Y todos los días, la mano de Sebastián era el asiento
de Fabiola Rosales.
Pero el jueves 2 de julio las cosas cambiaron. Ese día,
Fabiola miraba a Sebastián seriamente. No le sonrió, como siempre, ni le dirigió
la palabra al llegar. Al entrar al salón, como siempre, acomodaron sus mochilas
a un lado de la banca y Sebastián puso su mano en el lugar de Fabiola. Ella lo miró
antes de sentarse. Luego sintió en sus nalgas la tibia mano de su compañerito. Estuvo
así un momento. Y después le dijo, mortificada:
–Mi mamá dice que lo que hacemos es una cosa mala, que
estamos pecando…
Sebastián la vio desconcertado.
–Dice que no debemos hacerlo porque Dios nos va a castigar…
La maestra Sara llegó en ese instante. Saludó a los
niños. Todos se pusieron de pie y contestaron en coro. Al volver a ocupar su asiento,
Sebastián preguntó:
–¿Por qué es malo?
–No sé –dijo Fabiola–, pero dice que es muy malo. Así
que quita la mano de ahí…
Sebastián la deslizó por debajo de la falda de Fabiola
y por fin la tuvo libre.
–Pero no te enojes conmigo –suplicó Sebastián.

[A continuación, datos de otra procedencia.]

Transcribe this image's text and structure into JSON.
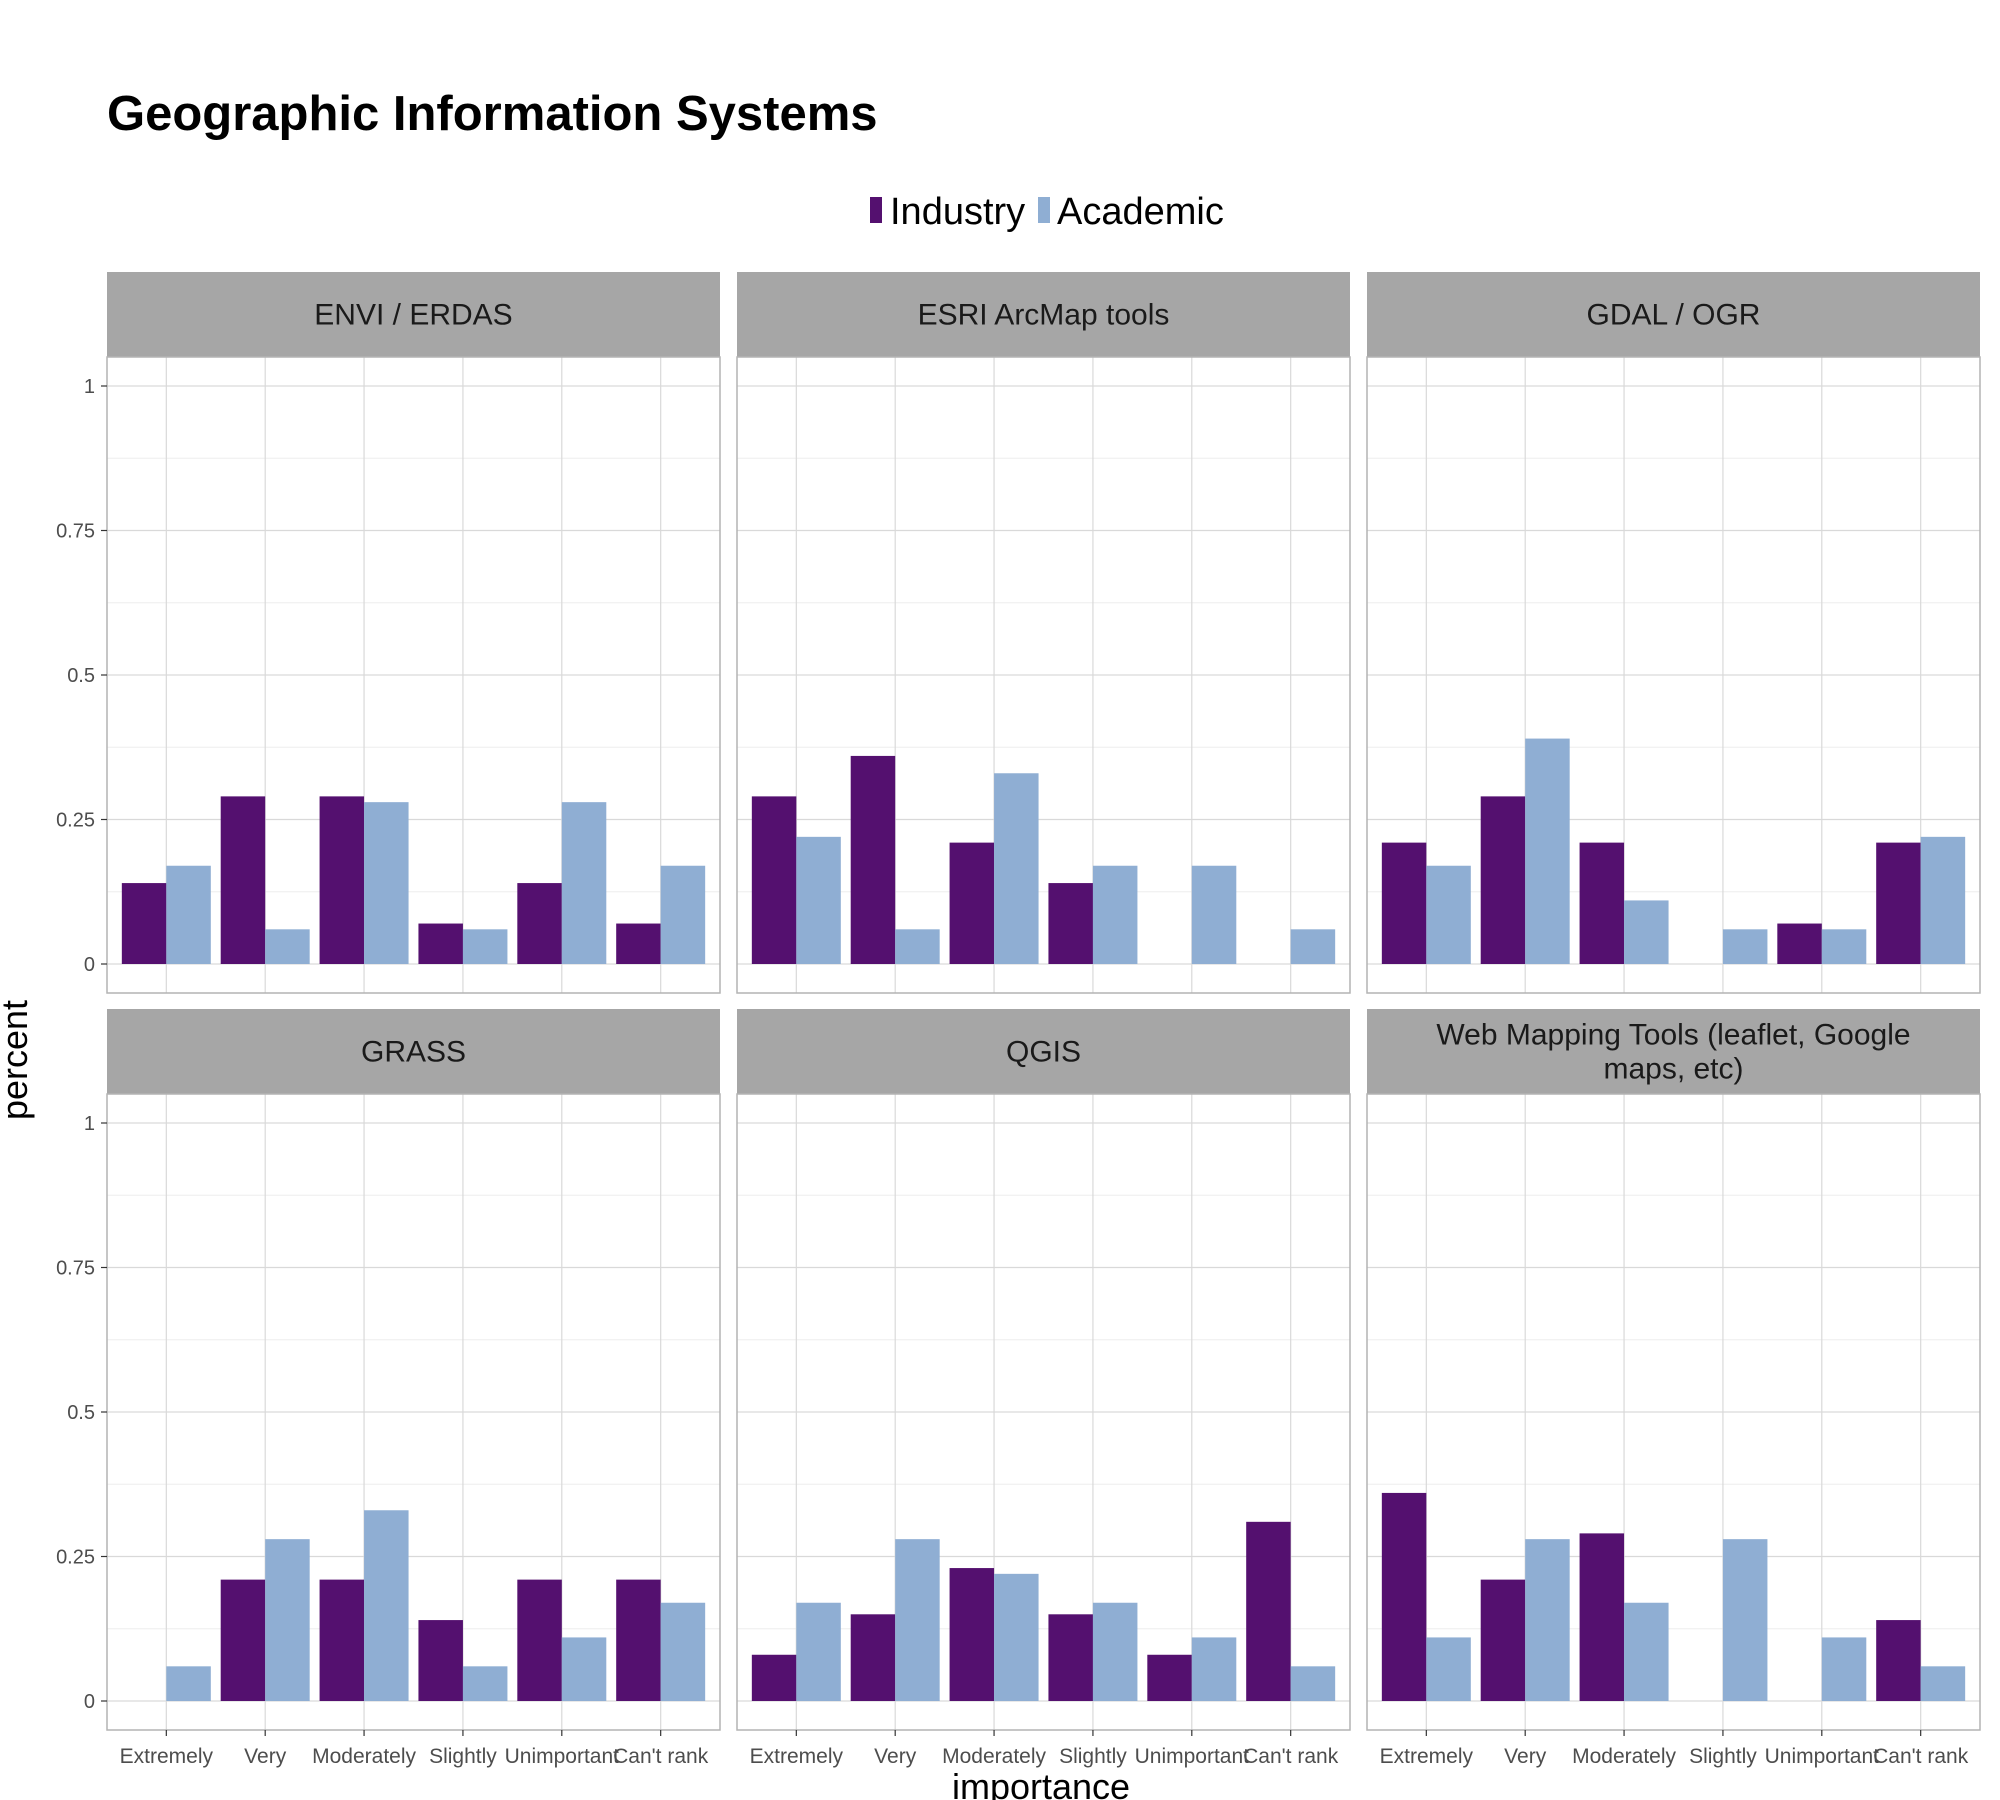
{
  "chart_data": {
    "type": "bar",
    "title": "Geographic Information Systems",
    "xlabel": "importance",
    "ylabel": "percent",
    "categories": [
      "Extremely",
      "Very",
      "Moderately",
      "Slightly",
      "Unimportant",
      "Can't rank"
    ],
    "ylim": [
      0,
      1.05
    ],
    "yticks": [
      0,
      0.25,
      0.5,
      0.75,
      1
    ],
    "ytick_labels": [
      "0",
      "0.25",
      "0.5",
      "0.75",
      "1"
    ],
    "grid": true,
    "legend": {
      "position": "top",
      "entries": [
        {
          "name": "Industry",
          "color": "#54106f"
        },
        {
          "name": "Academic",
          "color": "#8faed3"
        }
      ]
    },
    "colors": {
      "strip_background": "#a6a6a6",
      "panel_border": "#b3b3b3",
      "grid_major": "#d9d9d9",
      "grid_minor": "#ededed"
    },
    "panels": [
      {
        "title": "ENVI / ERDAS",
        "series": [
          {
            "name": "Industry",
            "values": [
              0.14,
              0.29,
              0.29,
              0.07,
              0.14,
              0.07
            ]
          },
          {
            "name": "Academic",
            "values": [
              0.17,
              0.06,
              0.28,
              0.06,
              0.28,
              0.17
            ]
          }
        ]
      },
      {
        "title": "ESRI ArcMap tools",
        "series": [
          {
            "name": "Industry",
            "values": [
              0.29,
              0.36,
              0.21,
              0.14,
              0,
              0
            ]
          },
          {
            "name": "Academic",
            "values": [
              0.22,
              0.06,
              0.33,
              0.17,
              0.17,
              0.06
            ]
          }
        ]
      },
      {
        "title": "GDAL / OGR",
        "series": [
          {
            "name": "Industry",
            "values": [
              0.21,
              0.29,
              0.21,
              0,
              0.07,
              0.21
            ]
          },
          {
            "name": "Academic",
            "values": [
              0.17,
              0.39,
              0.11,
              0.06,
              0.06,
              0.22
            ]
          }
        ]
      },
      {
        "title": "GRASS",
        "series": [
          {
            "name": "Industry",
            "values": [
              0,
              0.21,
              0.21,
              0.14,
              0.21,
              0.21
            ]
          },
          {
            "name": "Academic",
            "values": [
              0.06,
              0.28,
              0.33,
              0.06,
              0.11,
              0.17
            ]
          }
        ]
      },
      {
        "title": "QGIS",
        "series": [
          {
            "name": "Industry",
            "values": [
              0.08,
              0.15,
              0.23,
              0.15,
              0.08,
              0.31
            ]
          },
          {
            "name": "Academic",
            "values": [
              0.17,
              0.28,
              0.22,
              0.17,
              0.11,
              0.06
            ]
          }
        ]
      },
      {
        "title": "Web Mapping Tools (leaflet, Google maps, etc)",
        "title_lines": [
          "Web Mapping Tools (leaflet, Google",
          "maps, etc)"
        ],
        "series": [
          {
            "name": "Industry",
            "values": [
              0.36,
              0.21,
              0.29,
              0,
              0,
              0.14
            ]
          },
          {
            "name": "Academic",
            "values": [
              0.11,
              0.28,
              0.17,
              0.28,
              0.11,
              0.06
            ]
          }
        ]
      }
    ]
  }
}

–No, cómo crees –dijo Fabiola.
A la hora de la salida, la madre de Fabiola Rosales
buscó a Sebastián y lo encontró a un costado de la campana que daba aviso a los
refrigerios, metiendo algo en su mochila.
Lo llamó.
Al verla, Sebastián palideció. Fabiola se hallaba lejos,
por la puerta principal de la escuela. Sebastián se acercó a la señora.
–¡Escuincle majadero, te voy a acusar con tu mamá! –dijo
la madre de Fabiola y con la mano abierta le pegó en la nuca, y luego le asestó
un coscorrón.
Fabiola, desde donde estaba, se tapó los ojos.
3. Otro día, si hay tiempo, les contaré cuando Sebastián Zurbia se cagó en
clase y armó un tremendo desbarajuste, inolvidable, en la pequeña escuela.